その「ニュース・アジア」のインタビューで、インド系シンガポール人がこんなことを言っていました。
「能に出会えて、人生が変わりました」
私達は、「何言ってんだこいつ」と茶化していました。

彼は、当初はたいへん出来が悪く、私は何度も頭を抱えました。
ただ、徐々に進歩していって、発表会の出来は素晴らしかったです。
舞台の上で、堂々と演じている存在感は、今年の学生の中でもピカ一でした。
それは、他の能の先生も同じ意見で、「彼は大化けした」という評価を下しました。

一夜明けた今日は、能の採点の日。私達はその彼の頑張りを称えました。
採点後、彼は涙ながらにこう言ってきました。

「今まで自分は、どうしても自信が持てなかった。何をやっても不器用で、笑われてばかり。
役者になるなんて言ったらみんなにバカにされた。
いつも先生に怒られてばかりで、この学校も辞めようと思っていた。

でも、能の先生はそうじゃなかった。ダメな私を親切に丁寧に何度も教えて下さった。
いつも私は、自分は不器用だからと、すぐ諦めていたけど、今回は初めて頑張ることが出来た。そして、舞台に出てお褒めの言葉をもらったのは初めてです。
自信になりました。本当に有難うございます。」

そして、インド式の最敬礼をしてくれました。

彼の言葉を聞いて、私も熱いものがこみ上げてきました。彼は、本当に人生が変わったのです。

彼は、昔から演技が好きで役者になりたかったのですが、自分には無理と諦めてしまっていたようです。
ただ、この学校の存在を知って、ここで諦めては悔いが残ると思って、ナンとシンガポール航空(日本で言えば日本航空。世界でも有数の航空会社)を辞めて入学してきたのです。
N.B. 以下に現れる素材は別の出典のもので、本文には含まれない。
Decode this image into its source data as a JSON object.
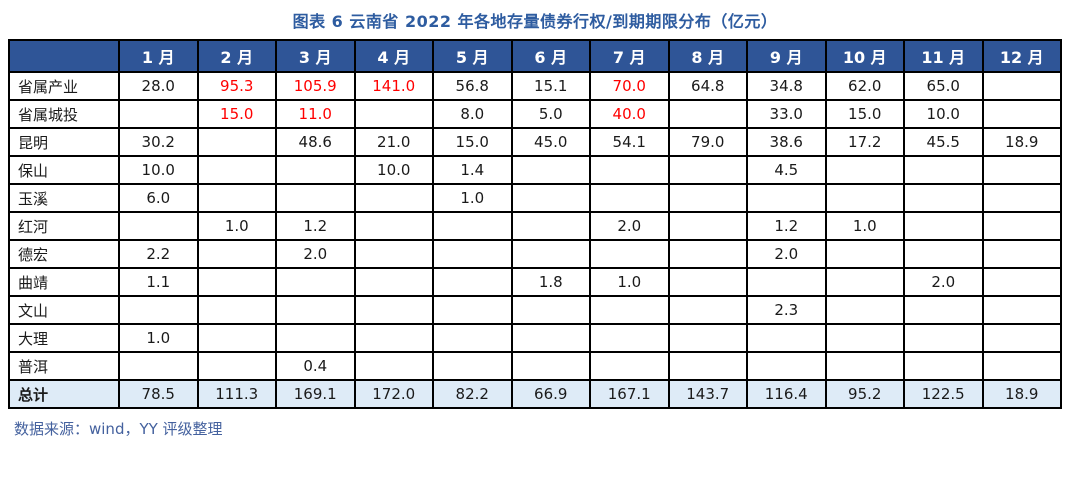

彼は太っちょでコロコロしていて、体も切れない。およそ、役者には見えません。
でも、美男美女ばかりでは芝居はやれません。
彼にも当然彼の良さがあります。それを、シッカリ伸ばせば、いい役者になれると思います。
頑張ってほしいです。


シンガポールの演劇学校TTRPコースにおける、三ヶ月間の能の稽古と発表会の成果に関しては、彼を紹介すれば充分だと思います。
素晴らしい成果が上げられたと、自画自賛いたします。


また、2年前に能の稽古を受けた学生が、今回の発表会に全員参加してくれたことが、私は最高に嬉しかったです。
やはり2年前に、今回と同じように朝から晩まで3ヶ月間能の稽古をして過ごした学生が、もう一度能をやりたいと、修了した能のクラスに戻ってきました。
みんな、能は楽しいと喜んでくれます。
今回の発表会、地謡を担当した3年生は、上演中・約1時間、ずっと正座をして謡っていました。2年前は5分と正座していられなかった学生達がです。
1時間の正座なんて、日本人でもほとんど出来ないでしょう。

2年後、また新たな学生を指導にシンガポールへ行くことになっておりますが、その時には3年生は卒業してもういません。
2年前から、トータルして6ヶ月間も一緒に過ごした学生たちですから、本当に愛着があります。
これで、お別れと思うと、やはり目頭が熱くなります。

1年生は、2年後に向けて、正座の練習をスルゾーと、早くも張り切っています。もう、2年後の発表会に、地謡で出る気でいます。
そして「今回の3年生みたいに、新しい仕舞を教えて下さい。」と、お願いされました。


私にとっても、かけがえのない経験となりました。

演劇に向かって熱く取り組んでいる、私と殆ど年の変わらない学生たちを見て、うらやましくもあります。
私も、この学校に入学したくなりました。